The culture of Klops and Malay Choirs is such a competitive game at times that many players have spent their entire lives as rivals, with some even becoming “sworn enemies”.
You genuinely come into the game because you love it and you are attracted to it, but then end up playing an item solely to beat one or two players your entire career.
The indoctrination of you having to beat this one or that one to become the best has been coming on for a very long time, with no end in sight.
The teams convince you that you are talented enough to become the best and that you should dislike or hate your rival to be able to beat him.
I have seen over the years how family members or best friends come to hate one another just because of this sport.
En moenie praat van as jy die team los om vir ’* ander een te gaan sing nie!
Dan is dit eers gielaaf (controversy) and some even want to physically hurt you!
This is a serious sport and people invest their lives into what they see as their legacy, so in one sense I understand their desperation to win.
I had a rivalry myself with a few people.
My last and longest one was with a guy called Tauriq ‘Tolla’ Blignaut.
People told him I had an ego and that I’m a brekgat and that I don’t like him.
So for all those years I never spoke to him, I just walked past him and here we are talking about more than 10 years.
Imagine walking past someone for a decade, not taking their hand or even saying something good about their item.
Both of us did the moppie and we were both good albeit in different ways.
Tauriq took moppies to another level by adding props and lots of showmanship while I believed in the more traditional approach.
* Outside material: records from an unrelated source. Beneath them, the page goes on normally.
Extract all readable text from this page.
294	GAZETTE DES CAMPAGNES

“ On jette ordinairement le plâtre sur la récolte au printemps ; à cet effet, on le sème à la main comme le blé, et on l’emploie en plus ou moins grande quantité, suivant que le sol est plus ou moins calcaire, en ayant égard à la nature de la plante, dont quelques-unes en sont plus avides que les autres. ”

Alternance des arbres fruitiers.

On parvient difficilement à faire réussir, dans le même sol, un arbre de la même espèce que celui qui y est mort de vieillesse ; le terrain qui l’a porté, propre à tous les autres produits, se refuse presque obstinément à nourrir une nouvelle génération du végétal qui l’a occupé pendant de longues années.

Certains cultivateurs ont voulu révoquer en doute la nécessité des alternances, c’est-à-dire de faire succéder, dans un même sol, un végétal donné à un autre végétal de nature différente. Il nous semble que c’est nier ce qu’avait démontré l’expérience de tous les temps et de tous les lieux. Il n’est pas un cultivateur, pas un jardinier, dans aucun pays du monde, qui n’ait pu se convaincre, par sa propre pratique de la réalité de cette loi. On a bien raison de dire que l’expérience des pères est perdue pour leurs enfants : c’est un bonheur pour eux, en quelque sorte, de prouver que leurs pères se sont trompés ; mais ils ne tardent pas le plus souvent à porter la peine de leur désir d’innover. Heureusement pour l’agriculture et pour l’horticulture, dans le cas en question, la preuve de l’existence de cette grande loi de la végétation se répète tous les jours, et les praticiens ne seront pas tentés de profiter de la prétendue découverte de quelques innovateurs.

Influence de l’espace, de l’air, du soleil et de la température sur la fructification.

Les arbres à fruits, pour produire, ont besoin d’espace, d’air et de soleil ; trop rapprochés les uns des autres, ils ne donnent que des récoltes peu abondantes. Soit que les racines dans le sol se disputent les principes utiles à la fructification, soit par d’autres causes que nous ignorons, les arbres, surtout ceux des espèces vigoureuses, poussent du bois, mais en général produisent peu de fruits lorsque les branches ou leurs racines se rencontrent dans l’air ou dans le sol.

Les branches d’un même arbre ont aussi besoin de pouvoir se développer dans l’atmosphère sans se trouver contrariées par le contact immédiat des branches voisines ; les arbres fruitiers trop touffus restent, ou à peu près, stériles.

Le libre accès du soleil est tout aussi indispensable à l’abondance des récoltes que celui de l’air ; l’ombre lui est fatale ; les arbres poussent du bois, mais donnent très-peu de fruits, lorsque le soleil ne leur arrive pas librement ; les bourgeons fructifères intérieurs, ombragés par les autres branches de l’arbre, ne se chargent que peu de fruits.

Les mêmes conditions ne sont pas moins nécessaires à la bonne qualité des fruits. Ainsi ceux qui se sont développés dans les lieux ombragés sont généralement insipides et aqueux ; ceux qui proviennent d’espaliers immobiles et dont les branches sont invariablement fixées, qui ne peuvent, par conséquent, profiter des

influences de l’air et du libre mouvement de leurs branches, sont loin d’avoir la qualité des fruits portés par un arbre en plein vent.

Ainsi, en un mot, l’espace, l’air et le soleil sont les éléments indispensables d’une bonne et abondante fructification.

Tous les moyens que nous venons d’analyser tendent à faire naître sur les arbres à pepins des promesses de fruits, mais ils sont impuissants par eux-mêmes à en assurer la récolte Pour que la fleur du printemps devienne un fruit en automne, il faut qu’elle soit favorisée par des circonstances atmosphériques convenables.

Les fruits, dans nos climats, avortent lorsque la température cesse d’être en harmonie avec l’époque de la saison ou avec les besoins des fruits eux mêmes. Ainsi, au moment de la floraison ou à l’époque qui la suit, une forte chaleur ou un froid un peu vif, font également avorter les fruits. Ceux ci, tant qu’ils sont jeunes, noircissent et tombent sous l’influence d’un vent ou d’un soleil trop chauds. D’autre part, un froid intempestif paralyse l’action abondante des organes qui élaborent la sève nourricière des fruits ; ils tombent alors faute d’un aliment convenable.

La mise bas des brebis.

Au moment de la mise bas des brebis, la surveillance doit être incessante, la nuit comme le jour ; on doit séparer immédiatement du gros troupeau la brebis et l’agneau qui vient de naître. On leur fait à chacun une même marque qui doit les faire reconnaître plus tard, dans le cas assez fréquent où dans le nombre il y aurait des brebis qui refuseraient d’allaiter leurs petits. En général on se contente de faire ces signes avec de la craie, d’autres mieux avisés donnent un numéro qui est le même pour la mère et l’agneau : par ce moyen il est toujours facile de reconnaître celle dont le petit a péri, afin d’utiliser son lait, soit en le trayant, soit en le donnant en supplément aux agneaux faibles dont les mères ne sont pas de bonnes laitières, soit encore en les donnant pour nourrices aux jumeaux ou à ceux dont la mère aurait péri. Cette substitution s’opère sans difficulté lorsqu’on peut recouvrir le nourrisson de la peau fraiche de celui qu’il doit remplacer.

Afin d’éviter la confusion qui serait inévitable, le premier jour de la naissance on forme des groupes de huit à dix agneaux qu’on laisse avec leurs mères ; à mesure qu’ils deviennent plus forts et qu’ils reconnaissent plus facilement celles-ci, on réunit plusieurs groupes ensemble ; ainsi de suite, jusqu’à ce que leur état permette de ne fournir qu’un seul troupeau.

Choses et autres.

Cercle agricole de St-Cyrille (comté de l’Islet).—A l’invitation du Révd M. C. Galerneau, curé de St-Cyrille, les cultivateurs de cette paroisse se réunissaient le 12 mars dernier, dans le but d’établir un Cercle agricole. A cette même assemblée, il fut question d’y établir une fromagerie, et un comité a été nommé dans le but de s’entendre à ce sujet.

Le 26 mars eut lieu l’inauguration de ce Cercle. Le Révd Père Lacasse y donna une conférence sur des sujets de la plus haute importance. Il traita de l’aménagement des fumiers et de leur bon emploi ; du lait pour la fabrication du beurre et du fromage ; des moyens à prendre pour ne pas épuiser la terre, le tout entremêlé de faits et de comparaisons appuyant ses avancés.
In truth, we were both adding value to the carnival and bringing great excitement to the item.
There were about five years where we both only watched each other’s items because we knew nobody could create better moppies.
Yes, they could beat us perhaps, but not create new, fresh and exciting moppies like we did.
Imagine focusing on one person for over 10 years because of a rivalry created by others.
People used to say to me, "My broer, Tolla kom vir jou die jaar, daai man is op ’n anner level."
Blignaut recently told me he was fed the same lies about me.
We have now realised it was a false rivalry, created by others and that we could compete and be civil to each other and even became friends.
It is sad in a way because the same people who make up these stories are actually good people, but who think that negative rivalry is the only way to bring out the best in their artists.
I am telling this story to demonstrate how petty people in this game can be.
These days Tauriq and I see each other almost every day and he’s even offered to be my son’s godfather.
We have managed to see each other’s true character and not the fictitious ones created by people in the fraternity.
So much so that we are now working together on projects outside the minstrels.
One of our projects is a tribute show to the moppie kings of Cape Town, coming out in October.
With that said, I want to advise the youth: don’t allow this sport of klops to break valuable friendships and family ties.
Play the sport solely for the love of the game.